United Press International - Monday, 11 December, 2000
Eli J. Lake
"Last year, my government, through the Centers for Disease Control, contributed almost $5 million to support Botswana's efforts," Albright said to a crowd at the Old Naledi Mother-to-Child HIV Transmission Clinic. "This year, our commitment will not falter."
Of the $5 million approximately $1.2 million will go to build two-room trailers with televisions and video cassette recorders to play an AIDS-awareness tape encouraging pregnant women to be tested for HIV. Overall, the United States will give more than $400 million for its total international AIDS budget.
Albright has elevated the issue of AIDS to a national security concern, giving the matter to a higher priority in Washington and in the international community. She points to a meeting with the U.N. Security Council to discuss AIDS, something the panel had never broached before, with pride.
And the security implications of AIDS in Botswana are clear.
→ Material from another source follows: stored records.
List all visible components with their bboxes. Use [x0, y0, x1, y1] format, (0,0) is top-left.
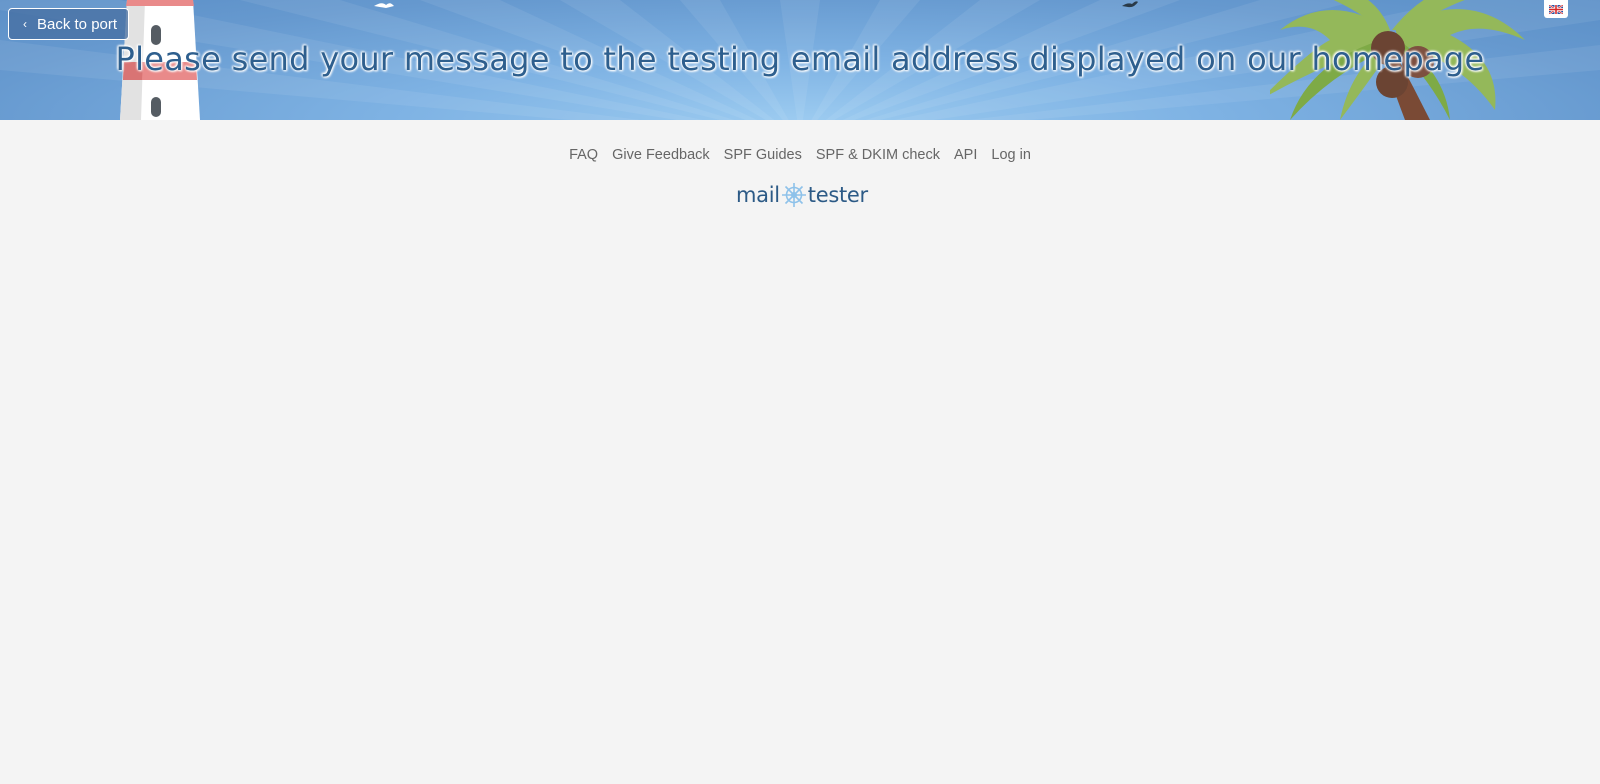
back-button-label: Back to port: [37, 15, 118, 33]
page-title: Please send your message to the testing …: [115, 40, 1485, 78]
footer-link-spf-dkim-check[interactable]: SPF & DKIM check: [816, 147, 940, 163]
footer-nav: FAQ Give Feedback SPF Guides SPF & DKIM …: [0, 147, 1600, 163]
bird-icon: [1122, 1, 1138, 8]
footer-link-spf-guides[interactable]: SPF Guides: [724, 147, 802, 163]
chevron-left-icon: ‹: [23, 17, 27, 31]
logo-text-tester: tester: [807, 183, 868, 207]
uk-flag-icon: [1549, 4, 1563, 14]
footer-link-give-feedback[interactable]: Give Feedback: [612, 147, 710, 163]
language-selector[interactable]: [1544, 0, 1568, 18]
footer-link-api[interactable]: API: [954, 147, 977, 163]
mail-tester-logo[interactable]: mail tester: [736, 180, 868, 210]
footer-link-faq[interactable]: FAQ: [569, 147, 598, 163]
header-banner: Please send your message to the testing …: [0, 0, 1600, 120]
logo-text-mail: mail: [736, 183, 780, 207]
footer-link-log-in[interactable]: Log in: [991, 147, 1031, 163]
seagull-icon: [374, 3, 394, 8]
ship-wheel-icon: [781, 183, 806, 207]
back-to-port-button[interactable]: ‹ Back to port: [8, 8, 130, 40]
Thirty-six percent of adults aged 15-49 years are infected with HIV and many of those people cross the country's borders for work and sometimes for pleasure. The infection rate for pregnant women in Botswana is around 40 percent and in some areas it is as high as 50 percent. Of the 60,000 babies born each year in the country, about 24,000 are exposed to HIV in the womb or through breast feeding.
Botswana's Health Minister Joy Phumaphi said the success of the counseling and testing initiative "depends a lot on the extent to which mothers want to participate in the process."
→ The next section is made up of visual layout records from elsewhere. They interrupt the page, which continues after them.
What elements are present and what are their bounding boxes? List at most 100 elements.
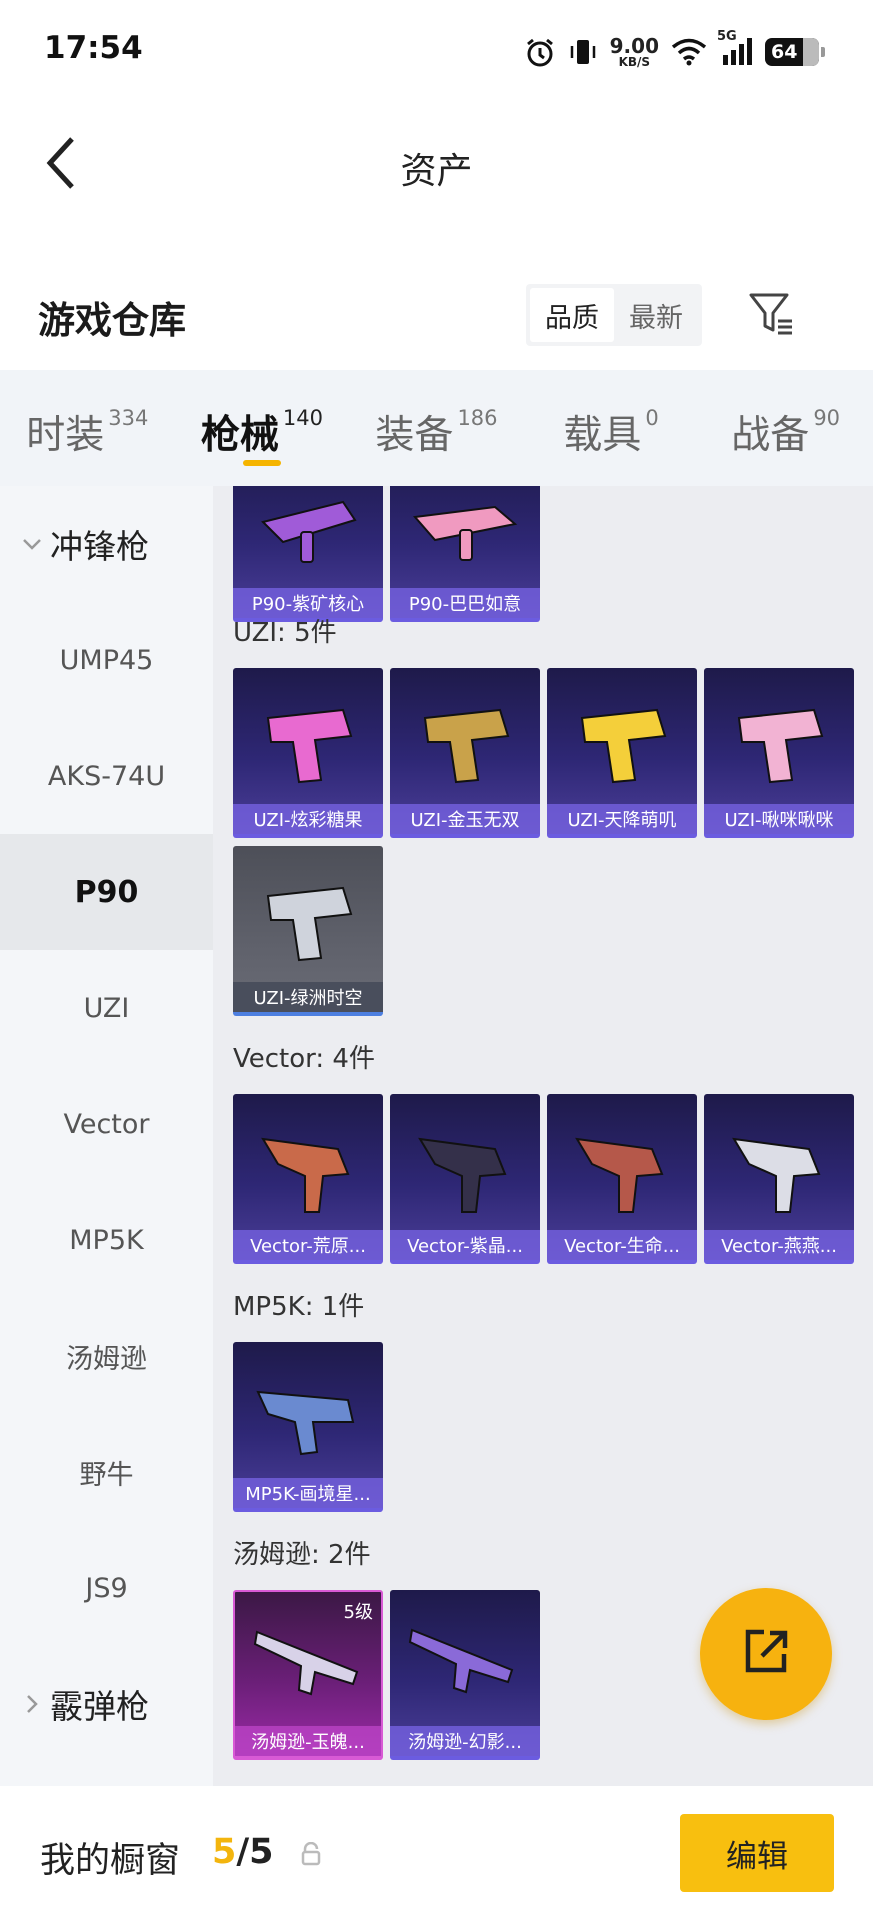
tab-equipment[interactable]: 装备 186 [349,370,524,486]
sort-option-quality[interactable]: 品质 [530,288,614,342]
item-card-label: UZI-炫彩糖果 [233,804,383,834]
chevron-right-icon [20,1694,44,1714]
item-card-thompson-2[interactable]: 汤姆逊-幻影... [390,1590,540,1760]
warehouse-title: 游戏仓库 [38,299,186,342]
sidebar-group-shotgun[interactable]: 霰弹枪 [0,1646,213,1762]
filter-button[interactable] [740,284,802,346]
sidebar-item-ump45[interactable]: UMP45 [0,602,213,718]
sidebar-item-vector[interactable]: Vector [0,1066,213,1182]
p90-weapon-icon [261,500,357,563]
status-bar: 17:54 9.00 KB/S 5G 64 [0,0,873,100]
alarm-icon [524,36,556,68]
tab-supplies[interactable]: 战备 90 [698,370,873,486]
item-card-label: UZI-天降萌叽 [547,804,697,834]
tab-count: 334 [108,406,149,430]
signal-icon: 5G [717,29,753,67]
weapon-sidebar: 冲锋枪 UMP45 AKS-74U P90 UZI Vector MP5K 汤姆… [0,486,213,1786]
uzi-weapon-icon [266,708,353,784]
status-icons: 9.00 KB/S 5G 64 [524,29,825,74]
item-card-uzi-1[interactable]: UZI-炫彩糖果 [233,668,383,838]
item-card-vector-4[interactable]: Vector-燕燕... [704,1094,854,1264]
tab-count: 186 [457,406,498,430]
battery-icon: 64 [765,38,825,66]
section-title-uzi: UZI: 5件 [233,618,337,648]
item-card-vector-1[interactable]: Vector-荒原... [233,1094,383,1264]
tab-label: 载具 [563,413,642,458]
sidebar-group-smg[interactable]: 冲锋枪 [0,486,213,602]
thompson-weapon-icon [408,1628,514,1694]
sidebar-item-thompson[interactable]: 汤姆逊 [0,1298,213,1414]
edit-button[interactable]: 编辑 [680,1814,834,1892]
vector-weapon-icon [261,1137,350,1213]
item-card-p90-2[interactable]: P90-巴巴如意 [390,486,540,622]
item-card-uzi-2[interactable]: UZI-金玉无双 [390,668,540,838]
showcase-count: 5/5 [212,1832,274,1872]
active-tab-indicator [242,460,281,466]
item-card-label: Vector-紫晶... [390,1230,540,1260]
showcase-bar: 我的橱窗 5/5 编辑 [0,1786,873,1920]
section-title-vector: Vector: 4件 [233,1044,375,1074]
sidebar-group-label: 霰弹枪 [50,1687,149,1726]
page-title: 资产 [400,151,473,192]
item-card-uzi-3[interactable]: UZI-天降萌叽 [547,668,697,838]
sidebar-item-bizon[interactable]: 野牛 [0,1414,213,1530]
tab-fashion[interactable]: 时装 334 [0,370,175,486]
vector-weapon-icon [418,1137,507,1213]
item-card-label: P90-巴巴如意 [390,588,540,618]
showcase-total: 5 [249,1832,274,1872]
sidebar-item-aks74u[interactable]: AKS-74U [0,718,213,834]
uzi-weapon-icon [580,708,667,784]
mp5k-weapon-icon [256,1390,355,1456]
share-icon [738,1624,794,1684]
item-card-label: UZI-金玉无双 [390,804,540,834]
item-card-label: Vector-生命... [547,1230,697,1260]
sidebar-item-p90[interactable]: P90 [0,834,213,950]
tab-firearms[interactable]: 枪械 140 [175,370,350,486]
item-card-vector-2[interactable]: Vector-紫晶... [390,1094,540,1264]
chevron-down-icon [20,537,44,551]
item-card-mp5k-1[interactable]: MP5K-画境星... [233,1342,383,1512]
sidebar-group-label: 冲锋枪 [50,527,149,566]
share-button[interactable] [700,1588,832,1720]
item-card-label: UZI-绿洲时空 [233,982,383,1012]
tab-label: 枪械 [200,413,279,458]
vibrate-icon [568,37,598,67]
item-card-p90-1[interactable]: P90-紫矿核心 [233,486,383,622]
tab-vehicles[interactable]: 载具 0 [524,370,699,486]
uzi-weapon-icon [423,708,510,784]
p90-weapon-icon [413,505,518,561]
wifi-icon [671,38,707,66]
sort-option-newest[interactable]: 最新 [614,288,698,342]
category-tabs: 时装 334 枪械 140 装备 186 载具 0 战备 90 [0,370,873,486]
sidebar-item-js9[interactable]: JS9 [0,1530,213,1646]
item-card-vector-3[interactable]: Vector-生命... [547,1094,697,1264]
item-card-uzi-5[interactable]: UZI-绿洲时空 [233,846,383,1016]
sidebar-item-mp5k[interactable]: MP5K [0,1182,213,1298]
filter-icon [746,288,796,342]
tab-count: 90 [813,406,841,430]
item-card-label: Vector-燕燕... [704,1230,854,1260]
net-speed: 9.00 KB/S [609,34,659,69]
item-card-label: UZI-啾咪啾咪 [704,804,854,834]
status-time: 17:54 [44,30,143,66]
showcase-separator: / [236,1832,250,1872]
warehouse-header: 游戏仓库 品质 最新 [0,230,873,370]
sidebar-item-uzi[interactable]: UZI [0,950,213,1066]
item-card-label: MP5K-画境星... [233,1478,383,1508]
section-title-thompson: 汤姆逊: 2件 [233,1540,371,1570]
nav-header: 资产 [0,100,873,230]
tab-count: 0 [645,406,659,430]
item-card-label: 汤姆逊-幻影... [390,1726,540,1756]
section-title-mp5k: MP5K: 1件 [233,1292,365,1322]
uzi-weapon-icon [737,708,824,784]
item-card-thompson-1[interactable]: 5级 汤姆逊-玉魄... [233,1590,383,1760]
item-card-label: 汤姆逊-玉魄... [235,1726,381,1756]
item-card-uzi-4[interactable]: UZI-啾咪啾咪 [704,668,854,838]
tab-label: 时装 [26,413,105,458]
showcase-current: 5 [212,1832,237,1872]
showcase-title: 我的橱窗 [40,1841,181,1881]
tab-label: 战备 [731,413,810,458]
item-card-label: Vector-荒原... [233,1230,383,1260]
tab-count: 140 [282,406,323,430]
sort-toggle: 品质 最新 [526,284,702,346]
Getting women to test themselves for AIDS has been a problem. Albright sat with women being treated by the center, three of who said they had not yet been tested for the virus. When asked why, they shrugged and smiled, saying they were afraid of the results. The secretary of state replied that such medical tests, whether or positive or negative, were accompanied by a sense of calm after knowing the results.
But for many women in Southern Africa news of an HIV infection is met with ostracization from the community and beatings from husbands. David Ngele, a driver for the center who is HIV positive, said, "Sex is just something we don't talk about here." Dr. Thomas Kenyon the director of the Center for Disease Control's Botswana project said, "While there is a lot of awareness about AIDS, there is still accompanying ignorance about modes of transmission, it's highly stigmatized, people are reluctant to come forward for testing."
One aspect of the program likely to fight the stigma surrounding AIDS is the participation of the pop singer Mayoress, also known as Sister. She appears on the video and chose Monday to announce that she was HIV positive. Albright said the singer "is a wonderful example of what we can all accomplish when we confront life's most daunting challenges with courage." Because she was tested early and received treatment, her son did not contract the virus. Inside the clinic, Mayoress told the women, "I am living a happier life and working and still a musician."
Because diamond-rich Botswana is one of the strongest economies in the region, it can afford to treat pregnant women with AZT, an option other poorer countries like South Africa do not have because of the high cost.